Под рубрикой «интересное предмета» можно рассматривать и жанр: например, авантюрный роман как жанр. Но жанр может фигурировать как предмет эстетики только постольку, поскольку поэтика будет рассматриваться как часть эстетики. Не неряшливость ли это нашей мысли? Эстетика есть прежде всего одна из форм философии и может быть и основной формой философии. Такой она была у эллинов. Для эллинов эстетика была онтологией. Под углом зрения эстетики народ эллинов воспринимал или брал мир: таково было его мировзятие. Для философов Эллады эстетика была не аспектом, а была онтологической реальностью. Их сочинения, озаглавленные «De natura» — «О природе», раскрывают эстетически воспринятый мир как мир познания. Они мир воспринимали и познавали разумом воображения, а не только отвлеченным разумом как ratio. Они не рационалисты. Платон, именуемый основоположником объективного идеализма, был величайший имагинист, обладающий самым гениальным имагинативным разумом, какой только знала культура за два с половиной тысячелетия. И для него эстетика была той (далеко не всегда главной, т. е. им высказываемой впрямую) основой, на которой он воздвиг свое сказочное здание философии, населенное идеями-истинами (имагинативными истинами). Его идеи-истины, подобно произведениям искусства, до сих пор удивляют весь мир культуры и неустанно истолковываются самыми могучими мыслителями на земле.
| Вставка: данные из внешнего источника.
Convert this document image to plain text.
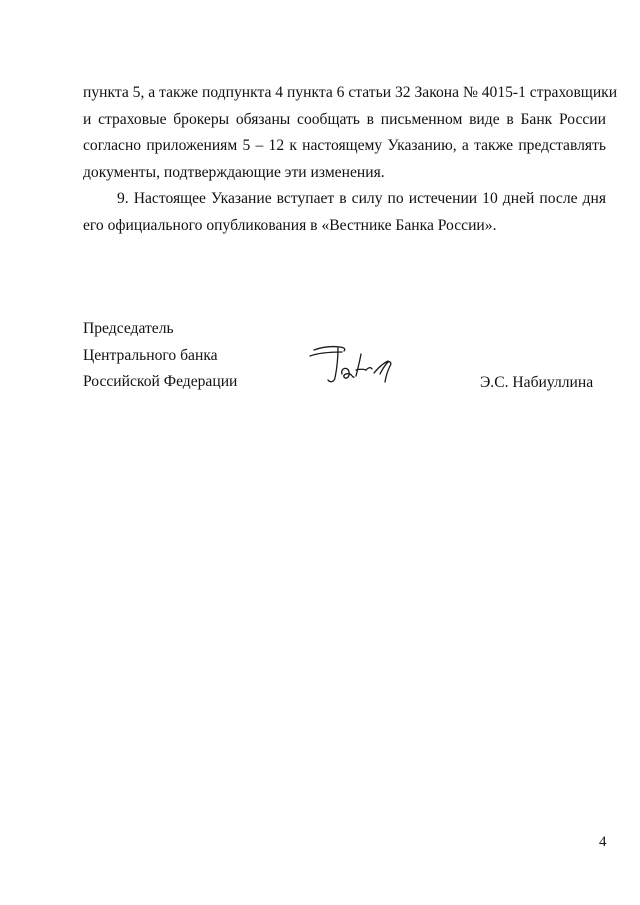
пункта 5, а также подпункта 4 пункта 6 статьи 32 Закона № 4015-1 страховщики
и страховые брокеры обязаны сообщать в письменном виде в Банк России
согласно приложениям 5 – 12 к настоящему Указанию, а также представлять
документы, подтверждающие эти изменения.

9. Настоящее Указание вступает в силу по истечении 10 дней после дня
его официального опубликования в «Вестнике Банка России».

Председатель
Центрального банка
Российской Федерации	Э.С. Набиуллина
4
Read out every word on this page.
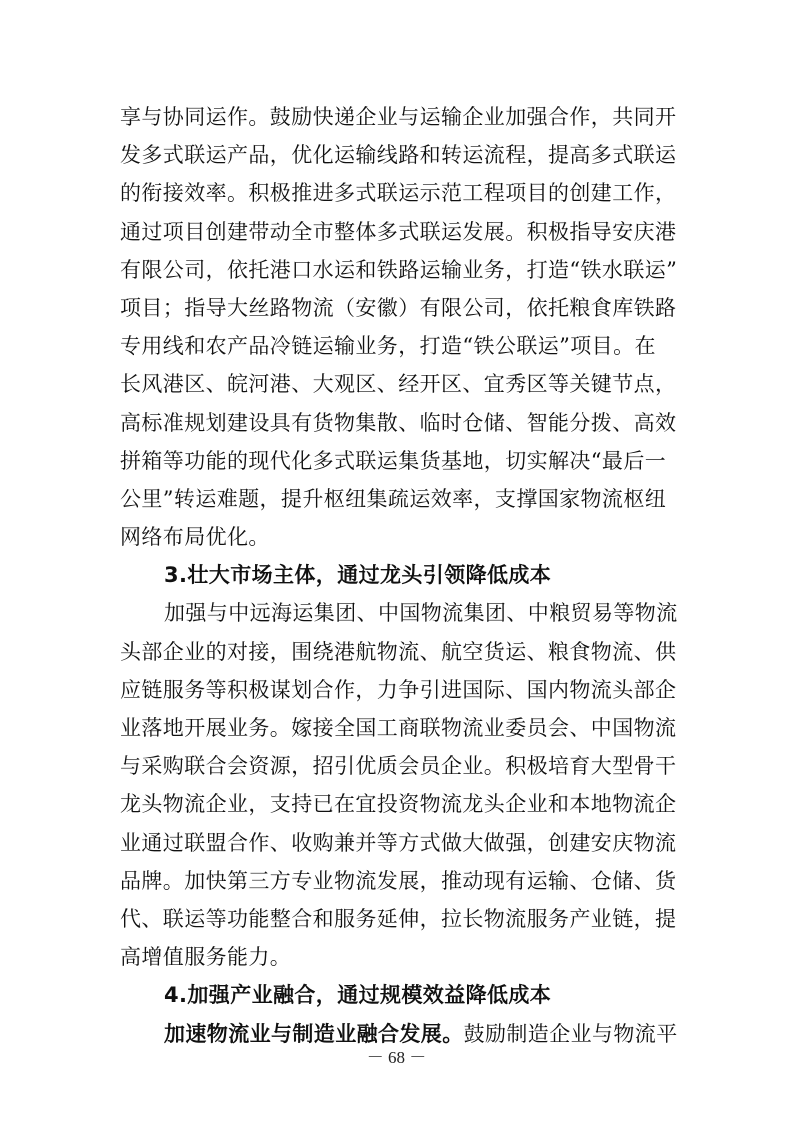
享与协同运作。鼓励快递企业与运输企业加强合作，共同开
发多式联运产品，优化运输线路和转运流程，提高多式联运
的衔接效率。积极推进多式联运示范工程项目的创建工作，
通过项目创建带动全市整体多式联运发展。积极指导安庆港
有限公司，依托港口水运和铁路运输业务，打造“铁水联运”
项目；指导大丝路物流（安徽）有限公司，依托粮食库铁路
专用线和农产品冷链运输业务，打造“铁公联运”项目。在
长风港区、皖河港、大观区、经开区、宜秀区等关键节点，
高标准规划建设具有货物集散、临时仓储、智能分拨、高效
拼箱等功能的现代化多式联运集货基地，切实解决“最后一
公里”转运难题，提升枢纽集疏运效率，支撑国家物流枢纽
网络布局优化。
3.壮大市场主体，通过龙头引领降低成本
加强与中远海运集团、中国物流集团、中粮贸易等物流
头部企业的对接，围绕港航物流、航空货运、粮食物流、供
应链服务等积极谋划合作，力争引进国际、国内物流头部企
业落地开展业务。嫁接全国工商联物流业委员会、中国物流
与采购联合会资源，招引优质会员企业。积极培育大型骨干
龙头物流企业，支持已在宜投资物流龙头企业和本地物流企
业通过联盟合作、收购兼并等方式做大做强，创建安庆物流
品牌。加快第三方专业物流发展，推动现有运输、仓储、货
代、联运等功能整合和服务延伸，拉长物流服务产业链，提
高增值服务能力。
4.加强产业融合，通过规模效益降低成本
加速物流业与制造业融合发展。鼓励制造企业与物流平
－ 68 －
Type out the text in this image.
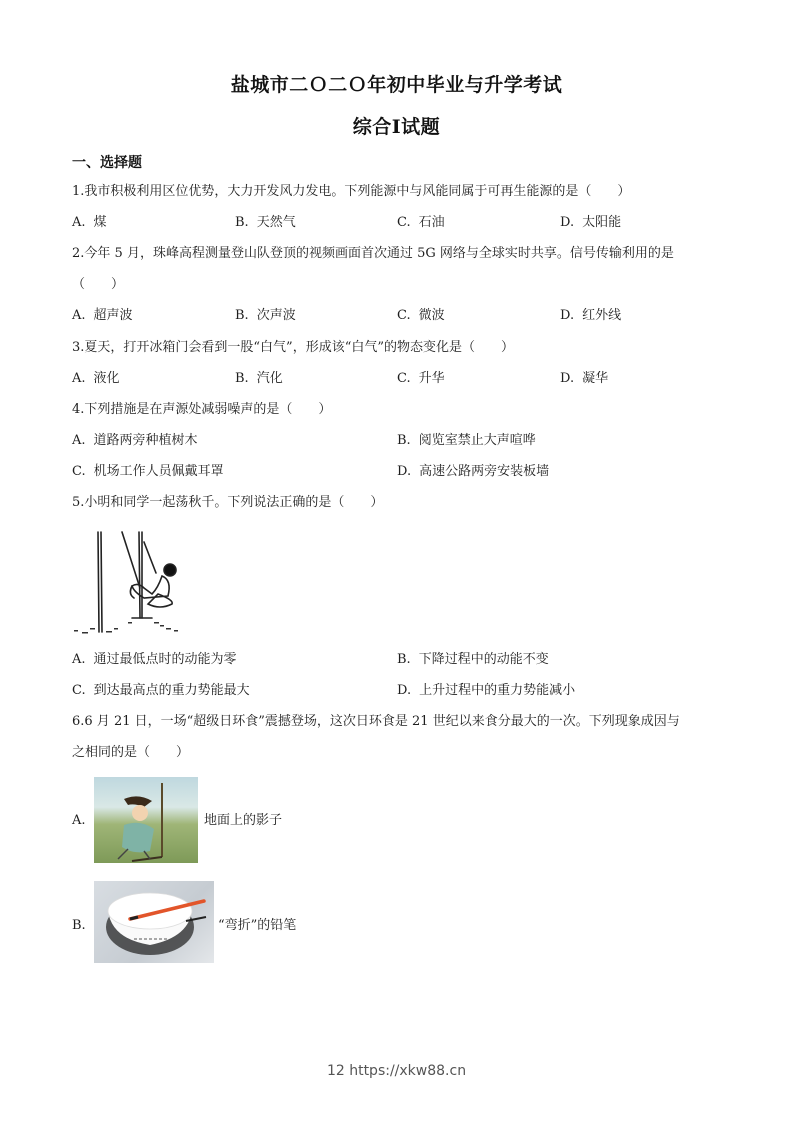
盐城市二Ｏ二Ｏ年初中毕业与升学考试
综合Ⅰ试题
一、选择题
1.我市积极利用区位优势，大力开发风力发电。下列能源中与风能同属于可再生能源的是（　　）
A. 煤	B. 天然气	C. 石油	D. 太阳能
2.今年 5 月，珠峰高程测量登山队登顶的视频画面首次通过 5G 网络与全球实时共享。信号传输利用的是
（　　）
A. 超声波	B. 次声波	C. 微波	D. 红外线
3.夏天，打开冰箱门会看到一股“白气”，形成该“白气”的物态变化是（　　）
A. 液化	B. 汽化	C. 升华	D. 凝华
4.下列措施是在声源处减弱噪声的是（　　）
A. 道路两旁种植树木	B. 阅览室禁止大声喧哗
C. 机场工作人员佩戴耳罩	D. 高速公路两旁安装板墙
5.小明和同学一起荡秋千。下列说法正确的是（　　）
A. 通过最低点时的动能为零	B. 下降过程中的动能不变
C. 到达最高点的重力势能最大	D. 上升过程中的重力势能减小
6.6 月 21 日，一场“超级日环食”震撼登场，这次日环食是 21 世纪以来食分最大的一次。下列现象成因与
之相同的是（　　）
A.	地面上的影子
B.	“弯折”的铅笔
12 https://xkw88.cn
Но эстетика есть, кроме того, философская дисциплина, правда, весьма разношерстная и не выкристаллизировавшаяся (себе во спасение), — поэтика же есть раздел теории литературы (речь идет о теоретической поэтике, а не исторической), раздел, больше поясняющий термины, чем разъясняющий эстетический смысл предмета или эстетического восприятия. «Интересное» же есть именно смысл и восприятие, наравне с прекрасным, а не теоретический термин. Вот почему «интересное», будучи по своей природе или сути иным, чем другие категории эстетики, требует для того, чтобы стать именно категорией эстетики, монотриадичного понимания. Эта категория как смысл и восприятие должна охватить одновременно «интересное предмета» (романа), «интересное-как-вкус» и «интересное-как-влечение». Во всех трех своих моментах оно есть нечто эстетически интересное, т. е. оно эстетически интересно и в своих элементах, и в своем целом в один и тот же момент. Ко всему этому жанр не имеет никакого отношения. Поэтика только указывает, что «авантюрный роман» как жанр есть роман приключений, приключения же завлекают воображение или скорее завлекают фантазию и поэтому интересны. Роман «Три мушкетера» интересен вне всякой эстетики. И если здесь можно ставить вопрос об эстетике, то только об имагинативной эстетике, связанной с фантазией, где перипетии приключенчества как «нечто фантастическое», «невероятное», представленные, однако, как абсолютно реальное, могут, наподобие «чему-то сказочному», восприниматься эстетически и превратиться в эстетически интересное.

Аутосуггестия ли?

Художник и философ. Поскольку я заговорил о художестве и философии, а это значит, и о художнике и философе, я выскажусь и о творческом процессе художника и философа, памятуя, что философия есть искусство. Заголовок моего высказывания:

 

Самовнушение и воображение

 

Без самовнушения нет подлинного творчества. Психиатры скажут: «Аутосуггестия». Пусть! Они говорят о танцоре с перебитыми ногами, у которого ноги остались только в голове.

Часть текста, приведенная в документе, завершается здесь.